Michalak sustained burns to his chest in a grid pattern corresponding to the exhaust vents he had observed on the craft's surface. He suffered nausea, vomiting, and symptoms consistent with radiation exposure in the days following the encounter. His weight dropped significantly over the subsequent weeks, and he required treatment from multiple physicians over an extended recovery period. A grid-pattern burn mark matching the described exhaust vent configuration was documented by physicians and photographed.
The Canadian government investigation of the Falcon Lake case was one of the most extensive official inquiries into a UAP close encounter in Canadian history. The Royal Canadian Mounted Police investigated, as did the Canadian Department of National Defence and the U.S. Air Force's Project Blue Book. The physical evidence — the burned clothing, the documented medical injuries, and physical traces found at the landing site including a ring of radioactive soil — gave investigators material to analyze independent of Michalak's testimony.
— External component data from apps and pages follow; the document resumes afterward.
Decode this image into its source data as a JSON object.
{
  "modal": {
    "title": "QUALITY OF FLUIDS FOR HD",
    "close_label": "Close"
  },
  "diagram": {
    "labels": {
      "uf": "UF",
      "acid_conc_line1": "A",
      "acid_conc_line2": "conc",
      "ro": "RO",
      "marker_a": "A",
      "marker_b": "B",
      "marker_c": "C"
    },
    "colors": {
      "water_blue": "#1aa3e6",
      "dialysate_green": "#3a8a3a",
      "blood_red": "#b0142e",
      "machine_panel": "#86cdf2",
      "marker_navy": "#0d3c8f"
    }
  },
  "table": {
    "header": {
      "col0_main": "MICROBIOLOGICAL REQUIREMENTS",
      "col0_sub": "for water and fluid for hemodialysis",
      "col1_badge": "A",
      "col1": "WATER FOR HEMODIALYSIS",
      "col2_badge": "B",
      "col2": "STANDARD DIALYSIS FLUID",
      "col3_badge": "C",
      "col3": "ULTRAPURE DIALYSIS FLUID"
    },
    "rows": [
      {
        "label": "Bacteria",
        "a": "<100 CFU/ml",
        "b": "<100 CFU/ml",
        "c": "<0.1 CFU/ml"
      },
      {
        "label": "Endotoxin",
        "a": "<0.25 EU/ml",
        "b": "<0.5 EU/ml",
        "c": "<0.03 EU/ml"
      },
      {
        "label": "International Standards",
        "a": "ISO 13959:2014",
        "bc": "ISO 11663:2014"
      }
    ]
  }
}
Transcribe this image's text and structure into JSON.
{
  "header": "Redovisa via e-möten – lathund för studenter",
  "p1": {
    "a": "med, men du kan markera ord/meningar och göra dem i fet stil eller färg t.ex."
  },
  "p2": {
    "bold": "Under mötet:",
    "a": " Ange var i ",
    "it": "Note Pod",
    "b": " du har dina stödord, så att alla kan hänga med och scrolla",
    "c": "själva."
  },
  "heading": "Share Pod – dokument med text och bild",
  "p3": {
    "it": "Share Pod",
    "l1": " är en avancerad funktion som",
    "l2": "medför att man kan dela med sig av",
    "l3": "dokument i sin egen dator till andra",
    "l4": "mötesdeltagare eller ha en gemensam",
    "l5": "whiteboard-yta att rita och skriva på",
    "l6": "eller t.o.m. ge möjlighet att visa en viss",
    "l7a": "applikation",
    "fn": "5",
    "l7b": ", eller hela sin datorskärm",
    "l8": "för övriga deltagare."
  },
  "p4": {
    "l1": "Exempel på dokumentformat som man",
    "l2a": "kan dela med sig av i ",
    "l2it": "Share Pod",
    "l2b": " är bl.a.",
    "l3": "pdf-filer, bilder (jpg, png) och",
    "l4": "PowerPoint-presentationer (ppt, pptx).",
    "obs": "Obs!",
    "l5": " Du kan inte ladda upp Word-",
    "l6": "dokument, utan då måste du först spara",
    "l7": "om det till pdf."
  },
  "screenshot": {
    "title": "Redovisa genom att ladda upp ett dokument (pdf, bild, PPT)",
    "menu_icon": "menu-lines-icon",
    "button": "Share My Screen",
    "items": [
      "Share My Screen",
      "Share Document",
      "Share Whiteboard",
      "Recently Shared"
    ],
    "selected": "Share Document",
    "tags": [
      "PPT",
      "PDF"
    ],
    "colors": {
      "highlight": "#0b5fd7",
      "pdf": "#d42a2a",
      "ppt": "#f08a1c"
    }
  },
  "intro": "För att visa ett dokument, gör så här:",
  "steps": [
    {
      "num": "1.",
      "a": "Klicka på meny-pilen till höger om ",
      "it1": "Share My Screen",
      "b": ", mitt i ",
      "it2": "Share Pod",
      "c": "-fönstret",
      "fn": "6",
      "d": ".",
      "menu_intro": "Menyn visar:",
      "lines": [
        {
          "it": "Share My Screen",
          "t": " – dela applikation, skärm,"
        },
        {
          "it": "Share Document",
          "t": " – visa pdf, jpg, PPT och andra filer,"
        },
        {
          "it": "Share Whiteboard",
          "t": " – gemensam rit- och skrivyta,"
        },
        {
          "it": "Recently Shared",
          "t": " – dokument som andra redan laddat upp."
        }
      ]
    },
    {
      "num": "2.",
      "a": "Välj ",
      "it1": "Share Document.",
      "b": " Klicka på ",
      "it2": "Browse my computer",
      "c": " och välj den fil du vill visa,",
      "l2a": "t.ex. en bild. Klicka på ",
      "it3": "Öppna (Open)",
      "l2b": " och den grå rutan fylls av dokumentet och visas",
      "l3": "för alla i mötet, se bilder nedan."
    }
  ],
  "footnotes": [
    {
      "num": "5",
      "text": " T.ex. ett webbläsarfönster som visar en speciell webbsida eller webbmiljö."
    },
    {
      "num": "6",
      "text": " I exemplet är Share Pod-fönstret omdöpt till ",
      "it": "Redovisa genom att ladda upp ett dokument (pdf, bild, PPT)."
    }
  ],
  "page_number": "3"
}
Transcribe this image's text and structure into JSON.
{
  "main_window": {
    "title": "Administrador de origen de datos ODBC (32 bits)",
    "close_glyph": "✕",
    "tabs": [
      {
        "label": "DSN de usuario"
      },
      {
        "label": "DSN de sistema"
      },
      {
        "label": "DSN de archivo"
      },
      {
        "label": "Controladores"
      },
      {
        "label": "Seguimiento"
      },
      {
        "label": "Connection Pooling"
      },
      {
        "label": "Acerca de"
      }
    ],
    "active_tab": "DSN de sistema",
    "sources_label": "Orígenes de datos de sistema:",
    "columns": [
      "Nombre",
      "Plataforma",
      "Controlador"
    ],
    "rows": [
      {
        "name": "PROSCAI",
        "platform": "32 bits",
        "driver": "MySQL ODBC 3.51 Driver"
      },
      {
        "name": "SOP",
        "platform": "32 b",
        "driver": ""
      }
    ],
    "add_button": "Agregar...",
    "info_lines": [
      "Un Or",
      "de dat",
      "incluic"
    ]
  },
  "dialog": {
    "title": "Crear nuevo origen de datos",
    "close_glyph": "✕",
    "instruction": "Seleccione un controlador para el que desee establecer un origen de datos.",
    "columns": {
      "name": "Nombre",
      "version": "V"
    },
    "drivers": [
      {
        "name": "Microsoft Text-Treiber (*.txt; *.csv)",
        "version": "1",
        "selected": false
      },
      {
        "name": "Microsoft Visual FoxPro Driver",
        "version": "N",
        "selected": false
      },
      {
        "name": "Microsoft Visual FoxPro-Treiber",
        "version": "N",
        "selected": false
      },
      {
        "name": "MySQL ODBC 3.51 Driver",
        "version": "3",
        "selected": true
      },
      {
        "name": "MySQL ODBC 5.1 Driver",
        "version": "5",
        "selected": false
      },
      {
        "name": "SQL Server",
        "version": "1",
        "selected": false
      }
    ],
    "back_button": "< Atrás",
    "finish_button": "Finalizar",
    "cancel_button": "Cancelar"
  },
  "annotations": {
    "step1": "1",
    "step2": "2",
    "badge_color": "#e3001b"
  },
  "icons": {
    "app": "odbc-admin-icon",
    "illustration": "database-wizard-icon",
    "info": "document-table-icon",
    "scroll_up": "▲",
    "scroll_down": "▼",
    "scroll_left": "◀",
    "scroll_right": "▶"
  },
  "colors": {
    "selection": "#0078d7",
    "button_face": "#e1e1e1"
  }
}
At the landing site, investigators found a ring of disturbed, radioactive soil and a semicircular impression corresponding to the craft's described landing configuration. The radioactive contamination of the soil was confirmed by laboratory analysis and remained elevated at the site for years afterward. The RCMP and Canadian defence authorities were unable to identify any conventional explanation for the combination of physical evidence.
The Falcon Lake incident is considered the most thoroughly investigated UAP physical-trace case in Canadian history and one of the best-documented physical contact cases globally. Michalak's injuries, the medical documentation, the contaminated soil, and the multi-agency official investigation collectively represent a body of evidence that has resisted conventional explanation for over half a century.